Huobi later tweeted that it operated a multi-signature security system over its wallets, providing some reassurance to worried users.
Multisig - The Bare Minimum
While some may take comfort from Huobi’s assurances that multi-signature wallets remove the “single point of failure” risk, that’s far from the case. Multisignature wallets, which require more than one signature for any given transaction, are one security measure that exchanges can take to increase security.
However, there are many ways to set up a multisig wallet.
For example, Huobi explained that it has 15 key holders, ensuring no single point of failure can occur. But let’s say all 15 key holders need to sign a transaction. The absence of any one of them would mean the exchange’s wallets are blocked. Therefore, the configuration is more important than the fact of merely having a multisig wallet.
Multisig notwithstanding, there are plenty of other attack vectors for exchanges. In fact, Bybit founder Ben Zhou recently went on the record to explain that, as a centralized web application, any centralized exchange represents a single point of failure, meaning that they’re vulnerable by design.
Perhaps the biggest challenge for an exchange to overcome is the balance of keeping funds in a hot versus cold wallet. Hot or online wallets allow exchanges to respond rapidly to customer requests for withdrawals, which is an essential part of good customer service in a competitive market. However, because they’re online, hot wallets are more vulnerable to hackers, as demonstrated by the recent KuCoin incident.
Zhou believes that security is the more significant consideration and cold wallets are the answer to providing a better assurance of security
Exchange Security Should Be a Holistic Effort
According to Zhou, his exchange takes a more holistic approach to security, protecting information across every point of interaction. This involves taking a zero-trust approach to all elements of the exchange architecture. Bybit works with external reputable security firms to conduct regular penetration testing, which searches for weak points in the exchange’s internal and external system boundaries. For example, a robust penetration testing procedure may involve security consultants simulating phishing attacks on employees' emails, along with trying to brute-force account logins.
Bybit also runs bounty programs that aim to attract white-hat hackers to attempt to breach exchange security in exchange for rewards.
Outpacing the Market
Bybit is a relatively new entrant to the cryptocurrency futures market, having launched its platform in early 2018. However, the exchange has grown significantly to become a major competitor in the growing crypto derivatives space over that time. It’s now trading around $2 billion per day in volume on its BTCUSD market, easily competing with more established rivals such as BitMEX and Huobi.

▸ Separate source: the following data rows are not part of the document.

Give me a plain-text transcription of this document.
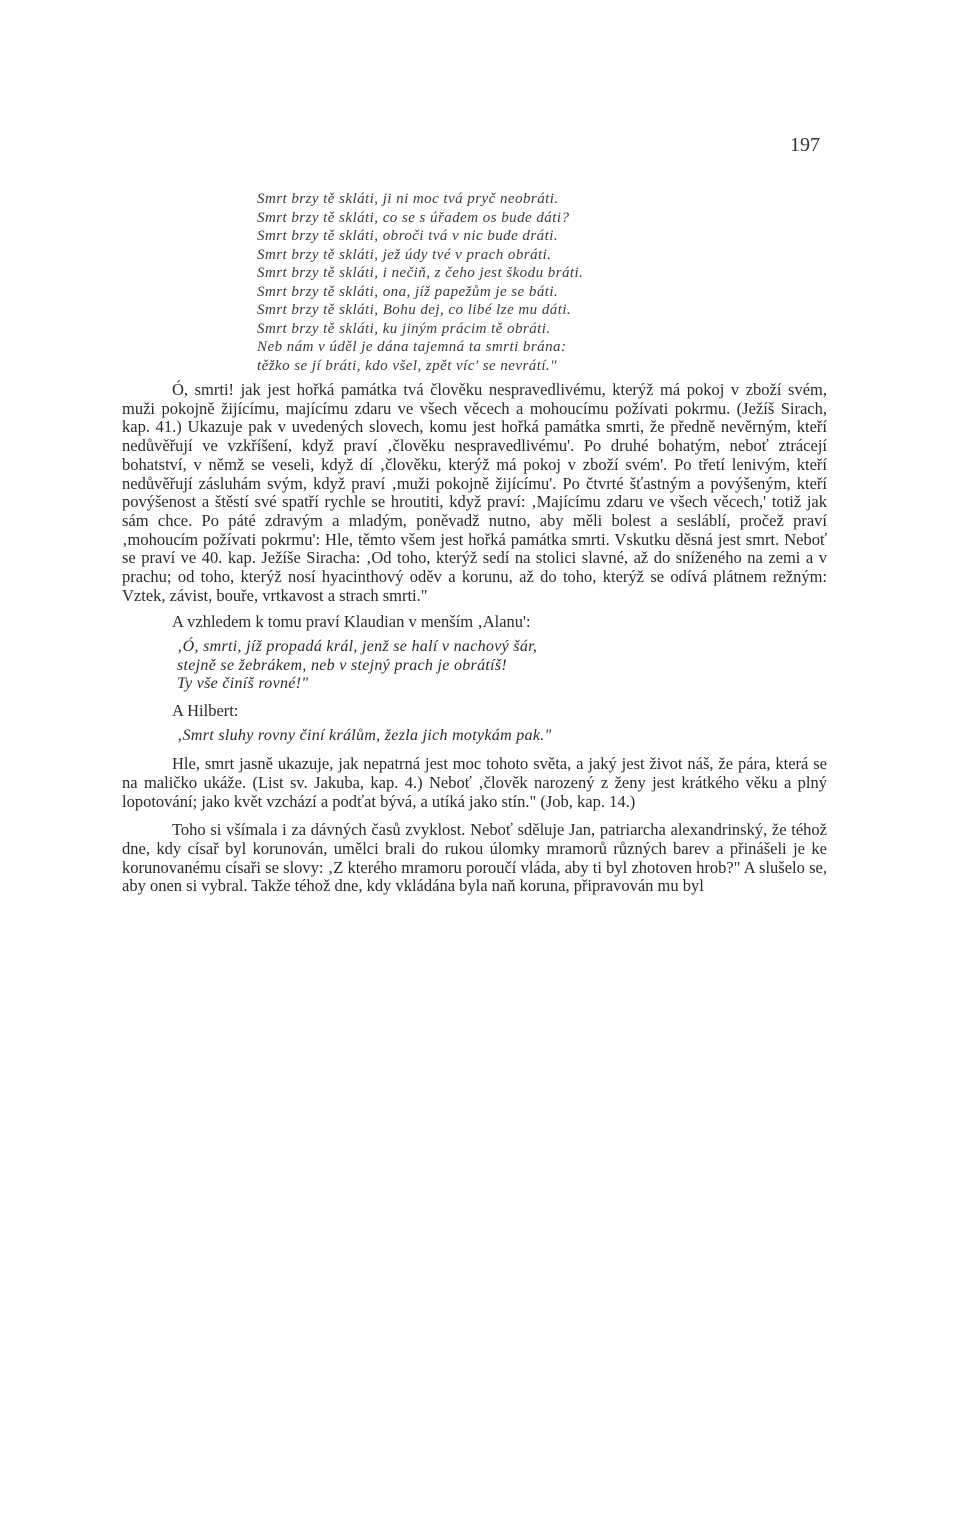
197
Smrt brzy tě skláti, ji ni moc tvá pryč neobráti.
Smrt brzy tě skláti, co se s úřadem os bude dáti?
Smrt brzy tě skláti, obroči tvá v nic bude dráti.
Smrt brzy tě skláti, jež údy tvé v prach obráti.
Smrt brzy tě skláti, i nečiň, z čeho jest škodu bráti.
Smrt brzy tě skláti, ona, jíž papežům je se báti.
Smrt brzy tě skláti, Bohu dej, co libé lze mu dáti.
Smrt brzy tě skláti, ku jiným prácim tě obráti.
Neb nám v úděl je dána tajemná ta smrti brána:
těžko se jí bráti, kdo všel, zpět víc' se nevrátí."

Ó, smrti! jak jest hořká památka tvá člověku nespravedlivému, kterýž má pokoj v zboží svém, muži pokojně žijícímu, majícímu zdaru ve všech věcech a mohoucímu požívati pokrmu. (Ježíš Sirach, kap. 41.) Ukazuje pak v uvedených slovech, komu jest hořká památka smrti, že předně nevěrným, kteří nedůvěřují ve vzkříšení, když praví ‚člověku nespravedlivému'. Po druhé bohatým, neboť ztrácejí bohatství, v němž se veseli, když dí ‚člověku, kterýž má pokoj v zboží svém'. Po třetí lenivým, kteří nedůvěřují zásluhám svým, když praví ‚muži pokojně žijícímu'. Po čtvrté šťastným a povýšeným, kteří povýšenost a štěstí své spatří rychle se hroutiti, když praví: ‚Majícímu zdaru ve všech věcech,' totiž jak sám chce. Po páté zdravým a mladým, poněvadž nutno, aby měli bolest a sesláblí, pročež praví ‚mohoucím požívati pokrmu': Hle, těmto všem jest hořká památka smrti. Vskutku děsná jest smrt. Neboť se praví ve 40. kap. Ježíše Siracha: ‚Od toho, kterýž sedí na stolici slavné, až do sníženého na zemi a v prachu; od toho, kterýž nosí hyacinthový oděv a korunu, až do toho, kterýž se odívá plátnem režným: Vztek, závist, bouře, vrtkavost a strach smrti."

A vzhledem k tomu praví Klaudian v menším ‚Alanu':

‚Ó, smrti, jíž propadá král, jenž se halí v nachový šár,
stejně se žebrákem, neb v stejný prach je obrátíš!
Ty vše činíš rovné!"

A Hilbert:

‚Smrt sluhy rovny činí králům, žezla jich motykám pak."

Hle, smrt jasně ukazuje, jak nepatrná jest moc tohoto světa, a jaký jest život náš, že pára, která se na maličko ukáže. (List sv. Jakuba, kap. 4.) Neboť ‚člověk narozený z ženy jest krátkého věku a plný lopotování; jako květ vzchází a podťat bývá, a utíká jako stín." (Job, kap. 14.)

Toho si všímala i za dávných časů zvyklost. Neboť sděluje Jan, patriarcha alexandrinský, že téhož dne, kdy císař byl korunován, umělci brali do rukou úlomky mramorů různých barev a přinášeli je ke korunovanému císaři se slovy: ‚Z kterého mramoru poroučí vláda, aby ti byl zhotoven hrob?" A slušelo se, aby onen si vybral. Takže téhož dne, kdy vkládána byla naň koruna, připravován mu byl
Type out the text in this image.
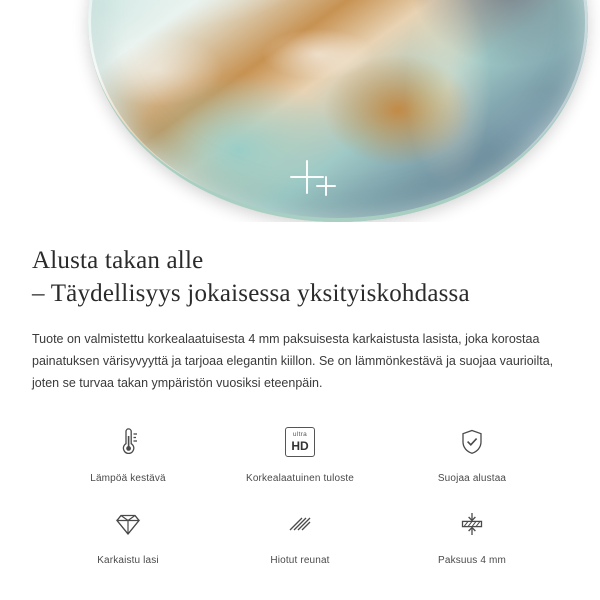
Alusta takan alle
– Täydellisyys jokaisessa yksityiskohdassa

Tuote on valmistettu korkealaatuisesta 4 mm paksuisesta karkaistusta lasista, joka korostaa painatuksen värisyvyyttä ja tarjoaa elegantin kiillon. Se on lämmönkestävä ja suojaa vaurioilta, joten se turvaa takan ympäristön vuosiksi eteenpäin.

Lämpöä kestävä
ultra
HD
Korkealaatuinen tuloste	Suojaa alustaa
Karkaistu lasi	Hiotut reunat	Paksuus 4 mm
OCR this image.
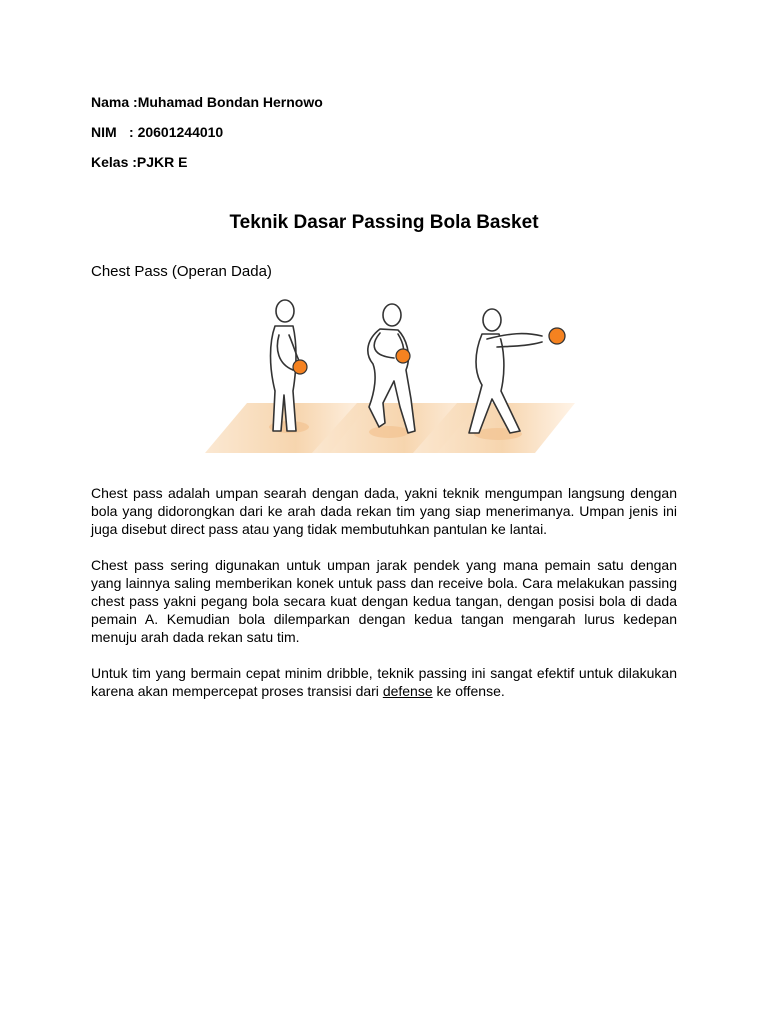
Nama :Muhamad Bondan Hernowo
NIM : 20601244010
Kelas :PJKR E
Teknik Dasar Passing Bola Basket
Chest Pass (Operan Dada)

Chest pass adalah umpan searah dengan dada, yakni teknik mengumpan langsung dengan bola yang didorongkan dari ke arah dada rekan tim yang siap menerimanya. Umpan jenis ini juga disebut direct pass atau yang tidak membutuhkan pantulan ke lantai.

Chest pass sering digunakan untuk umpan jarak pendek yang mana pemain satu dengan yang lainnya saling memberikan konek untuk pass dan receive bola. Cara melakukan passing chest pass yakni pegang bola secara kuat dengan kedua tangan, dengan posisi bola di dada pemain A. Kemudian bola dilemparkan dengan kedua tangan mengarah lurus kedepan menuju arah dada rekan satu tim.

Untuk tim yang bermain cepat minim dribble, teknik passing ini sangat efektif untuk dilakukan karena akan mempercepat proses transisi dari defense ke offense.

Although it would be hard to attribute this growth to Bybit’s security-conscious practices alone, the company’s approach to protecting funds and data underscores its motto, which is “listen, care, improve.” Security aside, Bybit has invested significantly in its exchange technology, which it claims can match 100,000 transactions per second, putting it ahead of competitors such as BitMEX, which has ongoing woes with server uptime during times of heavy traffic.
Due to the cat-and-mouse nature of cybersecurity, it would be unrealistic to expect that any exchange comes up with a magical silver bullet that “solves” the security challenge once and for all. But based on recent events, it’s clear that some exchanges are doing better than others. When security issues start to rear their head at one exchange, those who have a solid reputation stand to benefit when users start voting with their feet.